Die LEA-Sprecherin verwies darauf, dass es zum Beispiel bei der Solar-Energie auch Dekaden gedauert habe, bis sich die Technologie etabliert habe.

Doch das aktuelle Problem: Damit die Wasserstoff-Brummis ins Rollen kommen, muss erst noch eine Grundlagen-Infrastruktur gelegt werden. Aktuell fehlt es an fast allem: an Wasserstoff als Antriebsmittel, an Tankstellen und an Lastwagen mit Brennstoffzellen.

Ziel: Über 1.000 Fahrzeuge in wenigen Jahren

Ziel des Clusters ist es aber, dass die ersten bis zu 50 Lkw bereits im kommenden Jahr unterwegs sind. In „wenigen Jahren sollen es über 1.000 Fahrzeuge“ sein, sagte der Fuldaer Regional-Manager, Christoph Burkard.

Bis dahin muss erstmal genug Wasserstoff über Importe beschafft oder selbst produziert werden. Mustergültig erscheint dabei das Projekt des Windkraft-Unternehmens Abo Wind. Im Sommer 2024 soll in Hünfeld-Michelsrombach (Fulda) Windstrom von einer geplanten Anlage genutzt werden, um Wasserstoff herzustellen und diesen in eine Tankstelle einzuspeisen. Bereits genehmigt ist auch eine weitere Tankstelle in Eichenzell (Fulda). Weitere sollen folgen.

So werden Lkw an Tankstellen mit Wasserstoff befüllt. Der Tankvorgang soll nicht viel länger dauern als mit gewöhnlichem Kraftstoff. Bild © picture-alliance/dpa (Archiv)

Tankstellen sind noch rar

Wasserstoff-Tankstellen sind in Hessen nach Angaben der LEA rar. Im Industriepark Höchst in Frankfurt gebe es eine für Lkw und übers Bundesland verteilt nicht mal ein Dutzend weitere für Autos. Eine europaweite Übersicht befindet sich hier.

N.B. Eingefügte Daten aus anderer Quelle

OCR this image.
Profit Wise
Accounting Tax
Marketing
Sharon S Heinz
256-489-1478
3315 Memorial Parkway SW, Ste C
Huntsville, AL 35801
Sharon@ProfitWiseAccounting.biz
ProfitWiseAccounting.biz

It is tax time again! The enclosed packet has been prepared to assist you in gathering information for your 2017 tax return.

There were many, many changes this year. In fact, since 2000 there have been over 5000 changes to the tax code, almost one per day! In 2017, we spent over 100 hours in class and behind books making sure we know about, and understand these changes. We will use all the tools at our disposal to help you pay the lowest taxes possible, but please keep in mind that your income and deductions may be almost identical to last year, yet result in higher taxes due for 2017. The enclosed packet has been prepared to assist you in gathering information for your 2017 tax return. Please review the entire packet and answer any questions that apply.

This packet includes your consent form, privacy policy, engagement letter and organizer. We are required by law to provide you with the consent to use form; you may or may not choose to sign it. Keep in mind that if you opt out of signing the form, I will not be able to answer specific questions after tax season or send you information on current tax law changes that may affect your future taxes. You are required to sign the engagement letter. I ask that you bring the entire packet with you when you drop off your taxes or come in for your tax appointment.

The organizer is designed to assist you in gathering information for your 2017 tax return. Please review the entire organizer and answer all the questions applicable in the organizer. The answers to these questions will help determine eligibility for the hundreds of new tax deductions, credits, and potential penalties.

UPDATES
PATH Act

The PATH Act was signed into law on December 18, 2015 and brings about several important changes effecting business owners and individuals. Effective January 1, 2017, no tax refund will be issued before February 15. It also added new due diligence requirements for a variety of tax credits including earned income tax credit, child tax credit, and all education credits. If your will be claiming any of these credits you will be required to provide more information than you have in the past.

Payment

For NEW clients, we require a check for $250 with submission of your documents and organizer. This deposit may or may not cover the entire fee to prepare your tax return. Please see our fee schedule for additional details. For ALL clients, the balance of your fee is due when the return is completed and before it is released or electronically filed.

Wenn dann genug Zapfsäulen vorhanden sind, soll das Tanken ähnlich schnell gehen wie mit gewohntem Treibstoff. Das lange Warten aufs elektrische Aufladen von Batterien entfällt also – für größere Lastwagen ohnehin undenkbar.

Wasserstoffbetriebene Lkw sind derzeit auch schwer zu bekommen – und sie sind teuer. Ein Wasserstoff-Brummi koste in etwa 800.000 bis eine Million Euro – und somit das Doppelte eines Diesel-Lasters, erklärte der Christoph Helmke von der Spedition Zufall, einem der größten Logistiker in Osthessen.

Nachteile: Höhere Kosten bei geringerer Reichweite

Daher wird es für viele Unternehmen anfangs vor allem auf ein Leasing von Fahrzeugen hinauslaufen. Ein weiterer Nachteil: die mangelnde Reichweite. Wasserstoff-Lkw schaffen im Vergleich zu Diesel-Lkw meist nur die Hälfte der Reichweite, wie Helmke sagte. Nichtsdestotrotz will auch Zufall sich rasch um Wasserstoff-Lkw bemühen.

Der koreanische Hersteller Hyundai lieferte vor wenigen Monaten die ersten, vom Bund geförderten H2-Laster an deutsche Kunden. 27 Fahrzeuge gingen an sieben Unternehmen aus Logistik, Produktion und Handel. In der Schweiz hingegen sind bereits mehr als 50 Lastwagen unterwegs. Sie haben laut Hersteller schon mehrere Millionen Kilometer zurückgelegt – und sind damit schon wesentlich weiter gekommen als in Deutschland.